The TFSA was introduced in 2009 to allow all Canadians 18 years of age and over to invest in an investment vehicle where returns are tax exempt. An additional investment of $6,000 can be contributed as of January 1, 2021, for a lifetime total of $75,500.
Be careful not to exceed your contribution limit. You will have to pay hefty penalties if you contribute more than $75,500 to your TFSA. They will represent 1% of any overrun calculated each month. Keep your records up to date, as it’s easy to lose track of contributions made if you have TFSAs with multiple financial institutions.
Officially, the annual limit is adjusted for inflation by rounding it up in increments of $500. In other words, if inflation is 2% per year, you would expect the maximum to be $6,500 in four years.
Here are some important points to know about the TFSA.
What investments are eligible?
Permitted investment products are generally the same as those permitted in RRSPs or RESPs:
- Cash
- Mutual funds
- Exchange-traded funds (ETFs)
- Securities (shares listed on a designated stock exchange)
- Guaranteed investment certificates (GICs)
- Bonds
- Certain shares of small business corporations
Investments that are better for you depend on your risk tolerance, your goals, and your time horizon.

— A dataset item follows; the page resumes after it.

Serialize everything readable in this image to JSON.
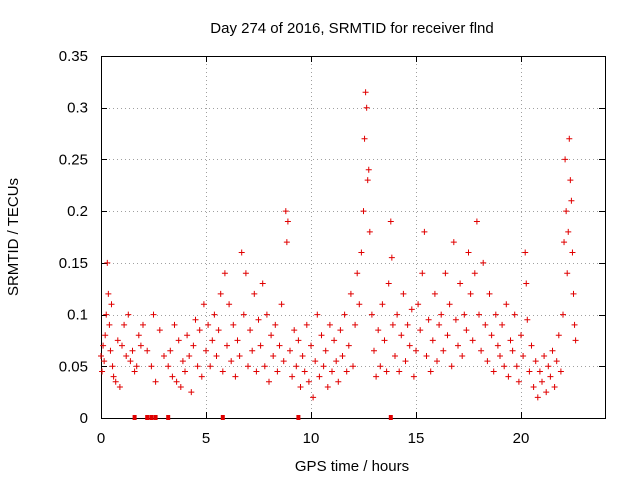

Can you withdraw from your TFSA?
It is possible to withdraw some or all of the amounts invested in your TFSA to the extent that the chosen investment allows it.
But be careful. To deposit money back into your TFSA, you will then have to wait until after January 1 of the following year if you do not have enough unused rights. Otherwise, you will be subject to a penalty. In other words, you won’t have a problem until you hit the maximum. And unlike an RRSP, a TFSA does not generate any tax on withdrawals, regardless of your salary.
Possible TFSA uses
If the RRSP is generally used to finance retirement, the TFSA is a versatile tool that allows you to carry out a multitude of projects while keeping your earnings tax-sheltered.
You could use your TFSA for an important project like the purchase of a car. That way, you won’t have to borrow money and pay interest.
Build an emergency fund is also a good idea. If you run your own business, having a well-funded TFSA can act as a lifeline when your business is in a downturn. And if you have kids, you know how much it costs. If you don’t have to use it, you’ll have amassed a nice nest egg that can be used for other purposes like your retirement plan.
If you invest for the long term, the stock market can provide you with interesting returns. Buying an ETF that gives you exposure to the TSX, like the iShares S&P/TSX 60 ETF, is a simple way to give you exposure to large Canadian companies. This ETF has a five-year CAGR close to 10%.
That’s great, but you could have higher returns by investing in individual stocks. Shopify (TSX:SHOP)(NYSE:SHOP) is one of those top-performing stocks that you might you want to have more exposure to. Shopify has a five-year CAGR close to 110%, beating the TSX by a wide margin. And buying it in your TFSA will allow you to profit from price appreciation without paying taxes.
While Shopify has surged 185% in 2020, there is still more upside for the e-commerce platform in 2021. Why? The use of the e-commerce platform has increased big time during the pandemic because of the lockdowns. As the pandemic is still not under control and many parts of the country are in lockdown, people will keep shopping online. And that trend should stay, even when the pandemic is behind us, as online shopping is a convenient way to shop. So, I’m confident Shopify can keep delivering strong gains for many years.